Aug. 5, 2014


In France, a decree of 1st August 2014 finally reorganizes the sanction procedure before the French telecommunication Regulator (ARCEP), after the condemnation by the French Constitutional Council for partiality

by Marie-Anne Frison-Roche

Political power has often difficulties, or takes a long time to admit the principles of law, such as express the judges.

So it was quite certain that the penalty proceedings held before the Autorité de Régulation des Communications Electroniques et de la Poste -ARCEP  (French Regulatory Authority for Electronic Communications and Post, as the investigation body and the judgment body were not sufficiently distinct crumpled the constitutional principle of impartiality.

It was acquired about 15 years. Yet the organization has continued.

It has been enough that an operator has been sanctioned. He used the procedure of Question Prioritairre de Constitutionnalité -Q.P.C.  Priority Question of Constitutionality) and Numéricable July 5, 2013 decision by the Constitutional Council came to declare that any sanction proceedings before ARCEP unconstitutional, because of objective procedural partialité, thus causing difficulty to the regulator.

It took until the 0rdonnance of March 12, 2014 and finally the decree of 1st August 2014 to organize an efficient sanctions procedure, making this time an intern wall within the ARCEP between the services responsible for the instruction and those which are responsible for judging.

The great judge Pierre Drai used to say: "Ne pas respecter le droit coûte cher (Do not respect the law is expensive)".

We see here that this is true also for the Government which writes laws and regulations. So, for months, the regulator has been without power, to the delight of the operators, who often are tacticians or turbulent.

Read the Decree of 1st August 2014 (in French).


It is often said the law is unpredictable. Operators are frequently complain, stressing the legal certainty they are valuable, sometimes evoking their "right to legal certainty".

But here the situation is reversed.

It is since 1999 that by a resounding decision, the Cour de cassation  (French Court of Cassation), in its judgment Oury, posed that the lack of a clear distinction between the investigating body and the judgment body  within the financial regulatory institution (the Commission des Opérations de Bourse - COB), which was defined by the Court of Cassation as a "tribunal" constitues an incompatibility with the European principle impartiality, in its objective meaning.

Certainly at the time, this judicial affirmation surprised. But since 1999, the rule has been assimilated. Especially since she has been reaffirmed many times, for example about the Commission bancaire  (French Banking Commission), before which the proceedings were similarly organized.  The confusion of functions in the hands of the same people justified the condemnation of France in Dubus decision ruled by the European Court of Human rights. In 1999, the French Government reformed the COB. Several years after, the Autorité des Marchés Financiers - A.M.F.  (Frenche Financial Markets Authority) adopted the same pattern of distinction. Similarly, taking the consequences of the judgment Dubus, the organization of the Autorité de Contrôle Prudentiel - A.C.P. (French Banking and Insurance Supervision administrative Body), now Autorité de Contrôle Prudentiel et de Résolution - A.C.P.R. (French Banking and Insurance Supervision and Failures Resolution administrative Body) clearly distinguishes the investigating department and the judgment department inside the regulatory body.


But about the ARCEP, the old organization still remained and some very subtle analyzes said that it was sustainable.

But when basic procedural principles are at stake, we need to go more directly. And just when one analyzes the situation, breach of the principle of impartiality was visible.
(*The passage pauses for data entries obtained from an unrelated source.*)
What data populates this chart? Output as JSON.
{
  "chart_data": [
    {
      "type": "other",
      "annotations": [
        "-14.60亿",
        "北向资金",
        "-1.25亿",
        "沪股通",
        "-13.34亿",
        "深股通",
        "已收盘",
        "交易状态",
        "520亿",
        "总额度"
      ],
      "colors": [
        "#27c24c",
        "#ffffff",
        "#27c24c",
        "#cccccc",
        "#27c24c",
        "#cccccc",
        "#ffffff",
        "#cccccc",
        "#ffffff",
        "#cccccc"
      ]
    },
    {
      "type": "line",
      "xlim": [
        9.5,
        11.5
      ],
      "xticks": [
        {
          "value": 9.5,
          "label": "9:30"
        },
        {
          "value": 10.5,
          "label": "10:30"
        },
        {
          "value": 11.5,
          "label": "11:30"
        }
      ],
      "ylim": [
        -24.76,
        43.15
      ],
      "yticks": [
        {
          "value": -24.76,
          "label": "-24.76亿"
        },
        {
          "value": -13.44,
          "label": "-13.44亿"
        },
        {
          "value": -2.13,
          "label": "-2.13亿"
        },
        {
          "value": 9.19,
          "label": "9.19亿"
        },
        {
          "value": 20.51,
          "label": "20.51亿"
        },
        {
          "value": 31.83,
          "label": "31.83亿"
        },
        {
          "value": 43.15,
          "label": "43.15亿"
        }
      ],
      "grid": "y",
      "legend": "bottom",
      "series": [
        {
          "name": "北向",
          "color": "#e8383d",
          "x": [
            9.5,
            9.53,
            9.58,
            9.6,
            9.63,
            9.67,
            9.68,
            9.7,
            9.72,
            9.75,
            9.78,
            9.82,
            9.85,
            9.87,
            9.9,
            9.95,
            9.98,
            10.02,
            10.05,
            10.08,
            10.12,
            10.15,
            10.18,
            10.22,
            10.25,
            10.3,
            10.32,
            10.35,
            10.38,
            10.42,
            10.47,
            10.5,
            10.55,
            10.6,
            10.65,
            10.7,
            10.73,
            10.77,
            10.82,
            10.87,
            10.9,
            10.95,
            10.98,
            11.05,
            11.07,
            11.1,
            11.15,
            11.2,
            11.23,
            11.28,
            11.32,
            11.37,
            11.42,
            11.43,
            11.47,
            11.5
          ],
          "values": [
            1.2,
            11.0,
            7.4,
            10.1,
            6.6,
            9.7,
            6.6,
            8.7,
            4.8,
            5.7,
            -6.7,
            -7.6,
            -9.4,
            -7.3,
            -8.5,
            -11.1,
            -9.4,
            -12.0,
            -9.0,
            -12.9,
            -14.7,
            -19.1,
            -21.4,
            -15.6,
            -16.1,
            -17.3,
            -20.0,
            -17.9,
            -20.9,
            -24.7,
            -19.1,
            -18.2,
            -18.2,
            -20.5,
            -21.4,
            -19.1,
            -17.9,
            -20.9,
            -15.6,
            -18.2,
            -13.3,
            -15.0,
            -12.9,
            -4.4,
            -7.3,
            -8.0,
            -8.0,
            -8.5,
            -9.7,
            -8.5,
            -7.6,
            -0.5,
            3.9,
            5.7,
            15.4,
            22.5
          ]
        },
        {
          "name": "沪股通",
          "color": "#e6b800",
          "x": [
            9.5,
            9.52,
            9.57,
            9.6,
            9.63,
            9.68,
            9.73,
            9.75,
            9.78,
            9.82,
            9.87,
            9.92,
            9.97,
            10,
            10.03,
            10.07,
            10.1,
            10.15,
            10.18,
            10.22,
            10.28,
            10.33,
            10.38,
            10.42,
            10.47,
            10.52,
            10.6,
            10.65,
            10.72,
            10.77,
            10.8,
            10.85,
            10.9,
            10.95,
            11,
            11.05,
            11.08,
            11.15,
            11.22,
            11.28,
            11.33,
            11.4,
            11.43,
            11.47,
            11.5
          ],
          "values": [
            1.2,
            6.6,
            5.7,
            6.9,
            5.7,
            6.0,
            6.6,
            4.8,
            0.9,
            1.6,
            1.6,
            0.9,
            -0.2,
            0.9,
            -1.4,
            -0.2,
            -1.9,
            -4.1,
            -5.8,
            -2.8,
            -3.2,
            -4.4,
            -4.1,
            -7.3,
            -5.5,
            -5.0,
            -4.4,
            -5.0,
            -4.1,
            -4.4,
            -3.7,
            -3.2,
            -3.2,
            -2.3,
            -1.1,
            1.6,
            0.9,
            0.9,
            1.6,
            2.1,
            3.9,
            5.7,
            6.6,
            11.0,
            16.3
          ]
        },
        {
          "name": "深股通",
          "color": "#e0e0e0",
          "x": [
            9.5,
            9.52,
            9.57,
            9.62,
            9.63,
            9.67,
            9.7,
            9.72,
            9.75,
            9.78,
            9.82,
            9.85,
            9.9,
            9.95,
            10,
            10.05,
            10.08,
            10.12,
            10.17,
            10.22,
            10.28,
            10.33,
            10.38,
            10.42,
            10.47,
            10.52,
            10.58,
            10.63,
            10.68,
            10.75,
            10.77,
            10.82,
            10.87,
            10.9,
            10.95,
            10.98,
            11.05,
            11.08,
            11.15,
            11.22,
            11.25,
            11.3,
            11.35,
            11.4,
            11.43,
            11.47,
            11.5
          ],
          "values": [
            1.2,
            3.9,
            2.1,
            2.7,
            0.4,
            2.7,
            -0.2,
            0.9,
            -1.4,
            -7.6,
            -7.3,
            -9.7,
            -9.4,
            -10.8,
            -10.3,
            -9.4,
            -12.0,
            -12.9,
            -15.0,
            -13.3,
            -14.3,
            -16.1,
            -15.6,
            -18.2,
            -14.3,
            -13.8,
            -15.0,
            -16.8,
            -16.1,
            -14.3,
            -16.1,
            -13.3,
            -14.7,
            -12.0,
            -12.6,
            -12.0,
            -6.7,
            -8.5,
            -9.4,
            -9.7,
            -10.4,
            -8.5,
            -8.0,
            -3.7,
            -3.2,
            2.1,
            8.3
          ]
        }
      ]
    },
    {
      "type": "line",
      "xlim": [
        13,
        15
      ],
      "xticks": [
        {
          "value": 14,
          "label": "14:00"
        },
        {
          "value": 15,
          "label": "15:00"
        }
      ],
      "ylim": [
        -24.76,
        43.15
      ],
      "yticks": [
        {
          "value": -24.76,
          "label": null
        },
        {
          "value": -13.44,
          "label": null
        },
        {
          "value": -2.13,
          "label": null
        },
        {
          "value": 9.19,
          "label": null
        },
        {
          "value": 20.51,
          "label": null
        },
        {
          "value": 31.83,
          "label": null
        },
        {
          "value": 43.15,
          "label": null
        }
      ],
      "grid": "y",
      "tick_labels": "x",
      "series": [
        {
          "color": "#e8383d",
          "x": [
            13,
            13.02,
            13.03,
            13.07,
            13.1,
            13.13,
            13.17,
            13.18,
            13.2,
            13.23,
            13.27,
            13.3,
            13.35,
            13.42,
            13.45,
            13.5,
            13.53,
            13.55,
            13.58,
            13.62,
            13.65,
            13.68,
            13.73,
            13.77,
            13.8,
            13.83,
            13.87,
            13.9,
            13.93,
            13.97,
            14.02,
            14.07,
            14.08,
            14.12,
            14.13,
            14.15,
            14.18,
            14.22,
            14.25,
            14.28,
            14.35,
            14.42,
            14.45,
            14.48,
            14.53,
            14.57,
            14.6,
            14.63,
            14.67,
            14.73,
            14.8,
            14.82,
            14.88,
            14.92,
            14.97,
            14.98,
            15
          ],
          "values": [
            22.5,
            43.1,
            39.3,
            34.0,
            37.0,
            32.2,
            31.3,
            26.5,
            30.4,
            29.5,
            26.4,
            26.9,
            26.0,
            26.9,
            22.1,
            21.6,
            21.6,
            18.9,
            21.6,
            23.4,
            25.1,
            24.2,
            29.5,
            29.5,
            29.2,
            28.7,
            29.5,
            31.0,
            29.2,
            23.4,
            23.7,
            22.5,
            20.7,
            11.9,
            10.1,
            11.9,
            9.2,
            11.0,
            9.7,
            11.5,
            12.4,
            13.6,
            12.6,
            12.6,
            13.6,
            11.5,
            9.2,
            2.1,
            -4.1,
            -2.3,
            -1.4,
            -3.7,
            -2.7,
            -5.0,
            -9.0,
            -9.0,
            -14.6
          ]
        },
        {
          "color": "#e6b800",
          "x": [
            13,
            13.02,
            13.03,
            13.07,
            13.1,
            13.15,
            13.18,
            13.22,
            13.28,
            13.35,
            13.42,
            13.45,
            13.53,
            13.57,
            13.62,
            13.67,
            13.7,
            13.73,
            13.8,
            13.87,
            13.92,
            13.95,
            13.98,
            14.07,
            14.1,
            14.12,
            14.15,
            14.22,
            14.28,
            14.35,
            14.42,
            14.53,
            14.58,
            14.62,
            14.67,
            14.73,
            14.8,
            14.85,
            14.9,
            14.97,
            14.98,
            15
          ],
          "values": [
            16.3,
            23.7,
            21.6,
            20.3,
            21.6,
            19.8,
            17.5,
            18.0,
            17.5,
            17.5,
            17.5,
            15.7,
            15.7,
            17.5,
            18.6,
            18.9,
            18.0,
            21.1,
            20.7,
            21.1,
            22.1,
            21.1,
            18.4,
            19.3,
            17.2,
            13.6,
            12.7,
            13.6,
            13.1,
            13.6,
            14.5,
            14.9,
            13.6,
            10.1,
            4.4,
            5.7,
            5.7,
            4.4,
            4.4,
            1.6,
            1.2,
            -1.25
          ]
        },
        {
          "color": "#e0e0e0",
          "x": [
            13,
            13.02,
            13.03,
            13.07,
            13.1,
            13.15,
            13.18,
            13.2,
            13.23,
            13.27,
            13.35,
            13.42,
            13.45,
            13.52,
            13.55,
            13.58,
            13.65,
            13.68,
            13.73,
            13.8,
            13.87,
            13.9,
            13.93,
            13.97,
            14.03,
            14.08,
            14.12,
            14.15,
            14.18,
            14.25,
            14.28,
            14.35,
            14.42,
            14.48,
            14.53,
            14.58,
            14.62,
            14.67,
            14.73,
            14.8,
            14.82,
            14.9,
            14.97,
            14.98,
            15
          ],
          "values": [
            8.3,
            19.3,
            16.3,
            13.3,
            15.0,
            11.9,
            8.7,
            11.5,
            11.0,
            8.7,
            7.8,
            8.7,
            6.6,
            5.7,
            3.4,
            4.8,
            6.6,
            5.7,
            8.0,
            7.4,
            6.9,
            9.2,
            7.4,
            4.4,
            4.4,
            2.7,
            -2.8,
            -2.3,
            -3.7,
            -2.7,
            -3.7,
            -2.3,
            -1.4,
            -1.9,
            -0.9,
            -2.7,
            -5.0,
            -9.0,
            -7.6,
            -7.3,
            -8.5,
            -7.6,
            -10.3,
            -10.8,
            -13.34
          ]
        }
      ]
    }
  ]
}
As to bowling, the first operator who thought fit, because he was heavily condemned by ARCEP, reaching the Conseil constitutionnel  (French Constitutional Council) to submit the case, took the top prize, that is to say its subtracting any penalty, since the texts on which the sanctions had been imposed were affected by the pronouncement of unconstitutionality what did the constitutional Council in its decision of 5 July 2013, Numéricable.

Mr President of the ARCEP made ​​statements in the press to complain, not the decision itself, but the fact that he was now powerless. Mi-June 2014, the regulator still could not work in an industry that is changing fast, the President complaining to Parliament June 18, 2014.

Indeed, a regulator without power is a dead regulator in regulated systems in which any kind, repression seems now the watchword.

And it is more than a year after that, after the Order of 4 March 2014 sur l'économie numérique (on the digital economy) poses only very general principles on the powers of the ARCEP in articles 2-4, this decree organizing the sanction procedure is adopted on 1st August 2014.

It is not a satisfactory time frame.

Let us not forget that legal security is the most economic value that the law can offer.